Tarih

Skolastisizm

Toğrul Salamzade

Skolastisizm, Aristoteles’in 10 Kategorisine dayanan eleştirel organik bir felsefi analiz yöntemi kullanan bir orta çağ felsefe okuluydu. Hristiyan skolastisizmi, skolastik Yahudi-İslâm felsefelerini tercüme eden ve böylece Aristoteles’in toplu eserlerini “yeniden keşfeden” manastır okulları içinde ortaya çıkmıştır. Aristoteles’in metafiziğini ve ilk devindirici açıklamasını Latin Katolik dogmatik Üçlü-Birlik ilahiyatıyla uyumlu hale getirmeye çalışan bu manastır okulları, ilk Avrupa Orta çağ üniversitelerinin temelini oluşturmuş ve modern bilimin gelişmesine katkıda bulunmuştur; skolastisizm yaklaşık 1100’den 1700’e kadar Avrupa’da eğitime hâkim olmuştur.
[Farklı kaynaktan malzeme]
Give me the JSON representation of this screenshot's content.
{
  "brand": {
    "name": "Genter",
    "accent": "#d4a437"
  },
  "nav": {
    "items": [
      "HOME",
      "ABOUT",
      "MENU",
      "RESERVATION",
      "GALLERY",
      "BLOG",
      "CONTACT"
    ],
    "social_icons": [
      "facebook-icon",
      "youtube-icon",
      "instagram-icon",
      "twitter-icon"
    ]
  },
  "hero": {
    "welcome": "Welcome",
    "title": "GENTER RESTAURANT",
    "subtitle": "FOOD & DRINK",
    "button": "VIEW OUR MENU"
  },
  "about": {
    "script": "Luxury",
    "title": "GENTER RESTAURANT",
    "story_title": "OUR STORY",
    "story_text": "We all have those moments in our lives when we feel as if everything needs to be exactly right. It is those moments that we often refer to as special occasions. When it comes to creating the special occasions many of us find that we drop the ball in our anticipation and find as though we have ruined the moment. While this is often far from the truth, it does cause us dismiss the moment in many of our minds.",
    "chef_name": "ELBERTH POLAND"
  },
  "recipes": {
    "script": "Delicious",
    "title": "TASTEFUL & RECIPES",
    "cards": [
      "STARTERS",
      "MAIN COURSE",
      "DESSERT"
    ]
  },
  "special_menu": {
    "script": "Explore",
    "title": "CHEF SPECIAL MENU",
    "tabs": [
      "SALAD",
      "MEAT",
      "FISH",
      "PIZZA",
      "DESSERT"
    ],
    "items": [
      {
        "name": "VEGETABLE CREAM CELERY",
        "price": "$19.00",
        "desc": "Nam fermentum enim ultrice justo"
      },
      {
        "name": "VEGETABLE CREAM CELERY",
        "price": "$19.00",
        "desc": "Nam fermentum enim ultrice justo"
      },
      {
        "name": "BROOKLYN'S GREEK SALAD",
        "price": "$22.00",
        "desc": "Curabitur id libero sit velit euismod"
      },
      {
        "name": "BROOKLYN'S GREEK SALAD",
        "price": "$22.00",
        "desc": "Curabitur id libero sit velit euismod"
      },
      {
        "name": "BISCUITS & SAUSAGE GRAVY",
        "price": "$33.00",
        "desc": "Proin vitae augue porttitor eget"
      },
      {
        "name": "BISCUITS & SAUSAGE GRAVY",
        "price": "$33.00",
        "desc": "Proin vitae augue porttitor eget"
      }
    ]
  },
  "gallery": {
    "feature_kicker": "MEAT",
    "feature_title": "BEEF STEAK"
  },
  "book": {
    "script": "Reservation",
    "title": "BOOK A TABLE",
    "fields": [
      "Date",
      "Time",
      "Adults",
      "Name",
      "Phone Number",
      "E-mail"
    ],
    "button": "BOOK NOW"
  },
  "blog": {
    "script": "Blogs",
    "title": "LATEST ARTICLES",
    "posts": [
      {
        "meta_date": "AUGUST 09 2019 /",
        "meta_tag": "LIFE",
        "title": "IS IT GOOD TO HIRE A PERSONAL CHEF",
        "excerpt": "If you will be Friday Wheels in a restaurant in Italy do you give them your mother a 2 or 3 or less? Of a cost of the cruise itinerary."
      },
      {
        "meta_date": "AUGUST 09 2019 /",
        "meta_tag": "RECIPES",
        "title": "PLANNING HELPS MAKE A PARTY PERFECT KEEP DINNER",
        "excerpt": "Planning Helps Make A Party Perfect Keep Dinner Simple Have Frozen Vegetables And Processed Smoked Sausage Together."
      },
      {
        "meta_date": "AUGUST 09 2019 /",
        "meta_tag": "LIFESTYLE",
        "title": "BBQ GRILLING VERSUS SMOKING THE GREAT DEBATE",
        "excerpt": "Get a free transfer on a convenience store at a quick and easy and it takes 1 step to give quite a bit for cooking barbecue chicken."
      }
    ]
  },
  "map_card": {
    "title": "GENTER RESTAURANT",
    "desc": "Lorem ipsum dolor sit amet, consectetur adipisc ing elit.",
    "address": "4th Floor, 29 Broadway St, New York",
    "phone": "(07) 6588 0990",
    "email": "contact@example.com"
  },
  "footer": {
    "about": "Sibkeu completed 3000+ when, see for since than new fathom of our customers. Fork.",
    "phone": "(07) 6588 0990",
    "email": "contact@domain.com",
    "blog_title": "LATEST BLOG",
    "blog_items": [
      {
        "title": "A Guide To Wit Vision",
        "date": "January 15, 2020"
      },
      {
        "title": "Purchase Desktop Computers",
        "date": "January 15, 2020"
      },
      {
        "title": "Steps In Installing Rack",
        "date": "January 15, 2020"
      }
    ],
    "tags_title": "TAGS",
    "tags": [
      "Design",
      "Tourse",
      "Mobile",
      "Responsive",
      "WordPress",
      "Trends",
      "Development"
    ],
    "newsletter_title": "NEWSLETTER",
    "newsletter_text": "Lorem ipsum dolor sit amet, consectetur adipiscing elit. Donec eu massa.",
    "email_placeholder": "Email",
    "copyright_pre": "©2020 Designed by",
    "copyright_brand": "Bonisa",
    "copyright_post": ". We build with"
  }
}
Skolastisizm, Papalığın güçlenmesiyle birlikte on üçüncü yüzyılda zirveye ulaşmıştır. Ancak her şey Canterbury’li Anselmus ile başladı. Anselmus mantık ya da aklı imanla birleştirmeye çalışmış ve bunun yanlış olduğunu düşünmemiştir. Yaşadığı bazı dini sıkıntılar nedeniyle Bec de teolojik yazılar yazmaya odaklandı ve zamanının çoğunu bu şekilde geçirdi. Anselmus iki önemli iman meselesini akılla birleştirmeye çalışmıştır. Bunlardan ilki Tanrı’nın varlığı, diğeri ise Mesih’in beden almasıydı. Anselmus’un amacı inancı akıl ya da mantık yoluyla kanıtlamak değil, neye inandığını daha iyi anlamaktı. Bu nedenle bahsi geçen konularda çeşitli görüşler ileri sürmüştür. Anselmus, Tanrı’nın varlığını açıklamak için ontolojik argüman olarak bilinen argümanı kullanmıştır. Anselmus’a göre Tanrı “kendinden üstün olmayandır”. Dolayısıyla, “kendinden üstün olmayanın” var olmadığını düşünmek imkânsızdır; çünkü “kendinden üstün bir varlık” olmadığını düşünen kişi otomatik olarak kendini üstün kılmış sayılır. Anselmus, Batı ilahiyatı tarafından kabul edilen Mesih’in vücut bulması fikrini ortaya atmıştır. Nitekim Anselmus’a göre Mesih’in vücut bulmasının nedeni, insanların ebedi Tanrı’ya karşı işledikleri günahların ancak ebedi olanın kurban edilmesiyle affedilebilecek olmasıdır.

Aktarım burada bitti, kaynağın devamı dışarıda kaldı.